Yukarı Çık




325   Önceki Bölüm  Sonraki Bölüm   327 


           
Aslında Klein’ın sormak istediği, talihsizlikler başlamadan önce Aaron’un ya da aile üyelerinden birinin eve nispeten alışılmadık bir şey - kirli bir bez bebek gibi - getirip getirmediğiydi.
Ancak kelimeler dilinin ucuna geldiği anda, bunu sormanın çok açık olacağını ve kendisinin mistisizm konusunda çok bilgili olduğunu açığa çıkaracağını hissetti. Bu, deneyimli ve bilgili olduğu gerçeğiyle açıklanabilecek olsa da bu riski almasına gerek yoktu.
Bu yüzden daha dolaylı bir yaklaşımı seçip ailenin herhangi bir sıradışılık yaşayıp yaşamadığını sordu.
Aaron dikkatli bir şekilde düşündükten sonra cevap verdi, "Hayır, onların da başına gelen buharlı lokomotif kazası dışında hiçbir şey olmadı. Özellikle şanslı ya da talihsiz diyebileceğim bir şey hatırlamıyorum. Her şey normaldi."
Bu çok tuhaf... Buna sebep olan, Talihsizlik Kuklası gibi mühürlenmesi gereken bir nesne olsa kesinlikle belirli bir mesafede bulunduğu insanların hepsini etkisi altına alırdı... Acaba Aaron’ın kanı bu nesneye temas etmiş ve böylece aralarında bir bağlantı kurulmuş olabilir mi?
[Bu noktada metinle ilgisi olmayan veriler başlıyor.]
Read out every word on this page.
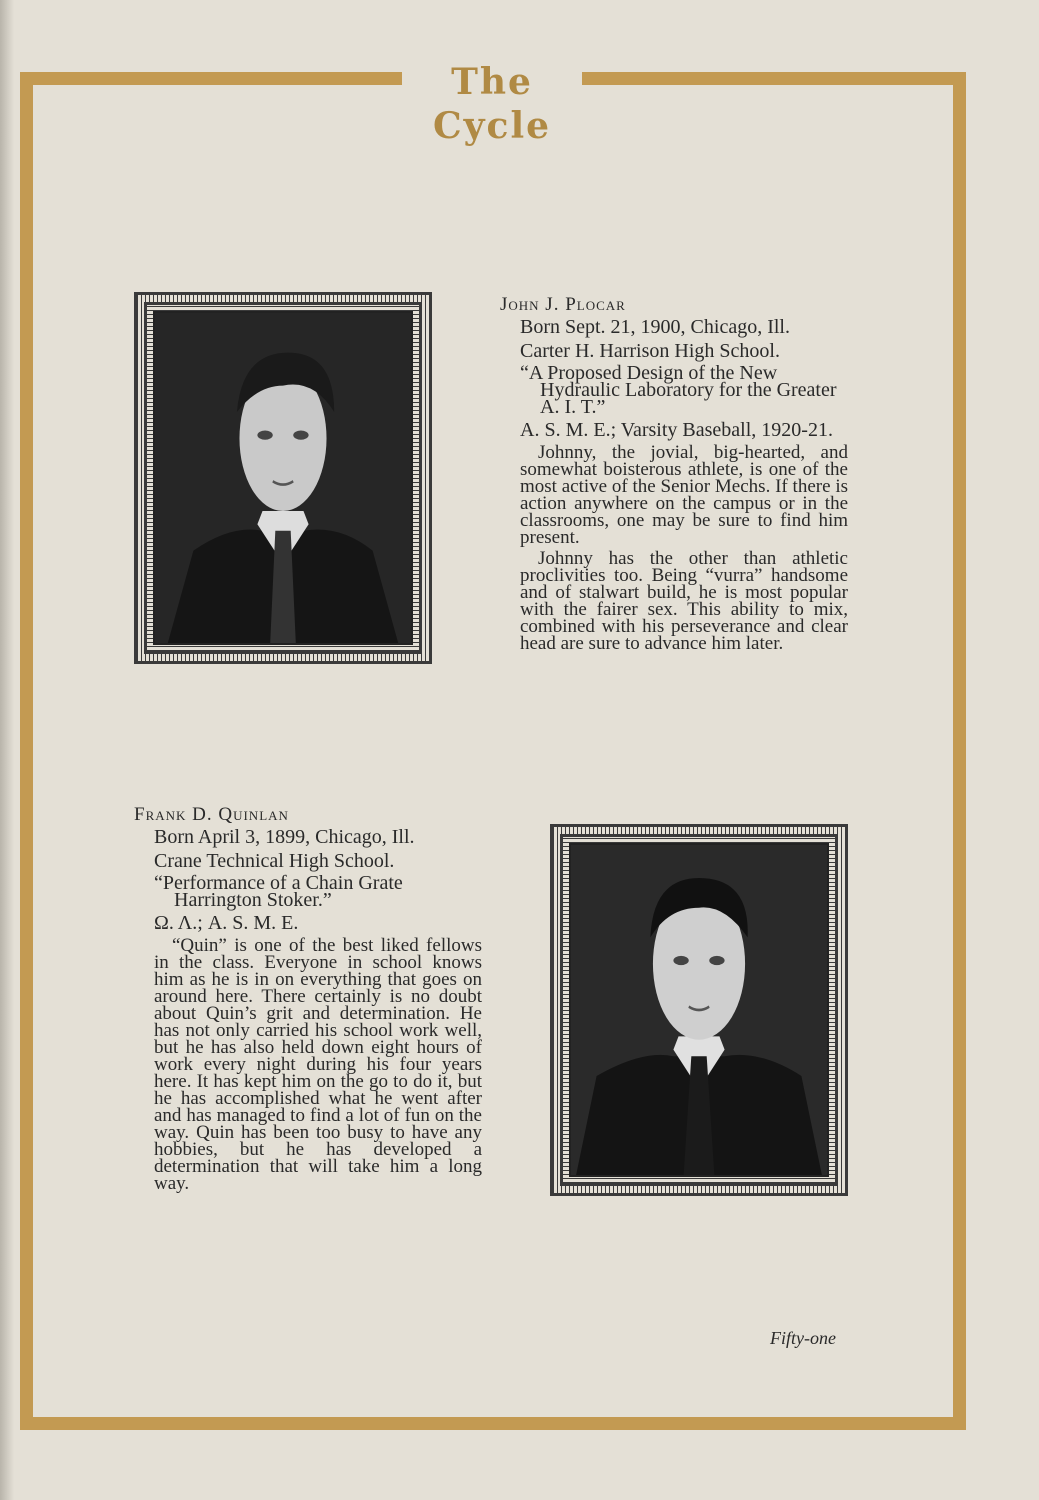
The Cycle
John J. Plocar
Born Sept. 21, 1900, Chicago, Ill.
Carter H. Harrison High School.
“A Proposed Design of the New Hydraulic Laboratory for the Greater A. I. T.”
A. S. M. E.; Varsity Baseball, 1920-21.
Johnny, the jovial, big-hearted, and somewhat boisterous athlete, is one of the most active of the Senior Mechs. If there is action anywhere on the campus or in the classrooms, one may be sure to find him present.
Johnny has the other than athletic proclivities too. Being “vurra” handsome and of stalwart build, he is most popular with the fairer sex. This ability to mix, combined with his perseverance and clear head are sure to advance him later.
Frank D. Quinlan
Born April 3, 1899, Chicago, Ill.
Crane Technical High School.
“Performance of a Chain Grate Harrington Stoker.”
Ω. Λ.; A. S. M. E.
“Quin” is one of the best liked fellows in the class. Everyone in school knows him as he is in on everything that goes on around here. There certainly is no doubt about Quin’s grit and determination. He has not only carried his school work well, but he has also held down eight hours of work every night during his four years here. It has kept him on the go to do it, but he has accomplished what he went after and has managed to find a lot of fun on the way. Quin has been too busy to have any hobbies, but he has developed a determination that will take him a long way.
Fifty-one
Ruh Görüsü aktif olan Klein, Aaron’un aura ve ruh hali renklerinin fiziksel ve mental durumuyla tutarlı olduğunu görebiliyordu.
Bir süre daha düşündükten sonra cevap verdi, "Peki hastanede senin gibi talihsizlikler yaşayan bir arkadaşın var mı?"
"Hayır, bu yüzden birinin beni lanetlediğini düşünmeye başladım." Aaron gergin ve huzursuz bir şekilde papyonunu çekiştirdi.
Klein, Talim’in meraklı bakışları altında devam etti, "Talihsizlikler başlamadan önce, tuhaf bir durum yaşadın mı, mesela parmağının kesilmesi falan gibi? Halk edebiyatında kanını güçlü bir aracı olduğu söylenir, lanetler bu şekilde gerçekleşir."
"Lanetlendiğimden şüphelenmeye başlayınca bu soru benim de aklıma geldi. Son üç ayda hiç böyle bir şey olmadı," dedi Aaron sıkıntılı bir şekilde.
    Bu çok tuhaf... Onların önünde karmaşık bir kehanet de yapamam... Klein bir kez daha sordu, "Peki, başka tuhaflıklar oldu mu?"
"Aaron, iyi düşün. Bu tür şeyler sebepsiz yere olmaz. Son zamanlarda birilerinin damarına bastın mı? Ya da başkalarının işine falan engel oldun mu?" Diye ekledi Talim de endişeli bir şekilde.
Aaron başını eğip tabağındaki yemeğe bakarak düşüncelere daldı. Bu sırada Klein da boş durmuyordu. Soğumadan önce tadını çıkarmak istediği yemeğini büyük bir iştahla yiyordu.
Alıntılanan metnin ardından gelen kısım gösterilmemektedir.